Worst of all, filibusters have become the foremost mechanism by which partisan squabbling obstructs the policy process. As a result, we’ve seen fights over stimulus spending threaten unemployment benefits for millions of laid-off workers, and battles over gays in the military delay healthcare funds for 9/11 responders.
Because of all this, there is a movement afoot to reform filibuster rules and ensure that the people’s will is appropriately reflected in the Senate. As one of the 12 reforms contained in its “Make Congress Work” campaign, a nonpartisan group called No Labels has proposed a measure that would end virtual filibusters, as well as those on motions to proceed to debate. With these reforms in place, a sole senator seeking to halt action on a bill could only do so by taking the floor and holding it through sustained debate. At the same time, senators would no longer be permitted to obstruct consideration of a bill on its merits.

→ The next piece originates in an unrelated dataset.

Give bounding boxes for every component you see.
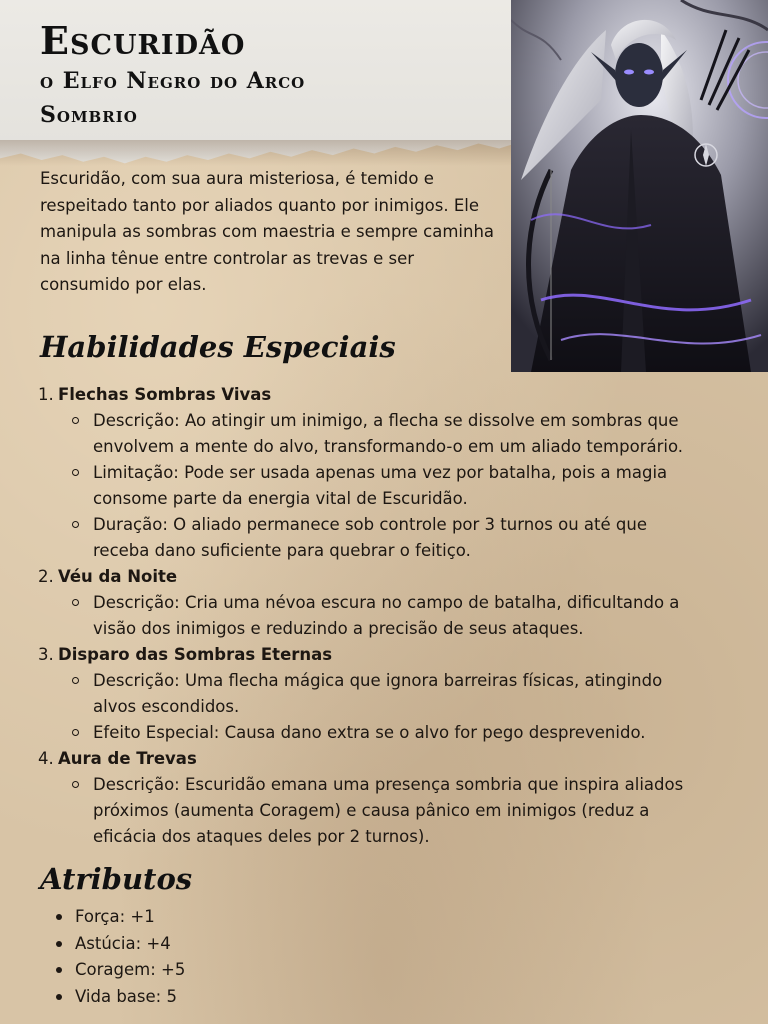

Because filibusters are now commonly introduced to block both debate and votes on passage of bills, one can conclude that these reforms would curb the current filibuster binge by half (at least) — and at a time when we need it most. While some argue that filibuster abuse is a problem largely relegated to judicial and executive branch nominations, National Journal estimates that no fewer than eight “major pieces of legislation” were “entirely halted” by filibusters during the 110th Congress. A quick look at the headlines out of Washington this year is enough to see that the 112th Congress likely won’t fare much better when it comes to tackling the significant issues affecting American lives.
The filibuster’s deliberative purpose has been hijacked by partisan objectives and the time has come for reform. For despite our founders’ fears about majority rule, our government simply doesn’t work without it.
Galston, a No Labels co-founder, is a senior fellow in governance studies at the Brookings Institution.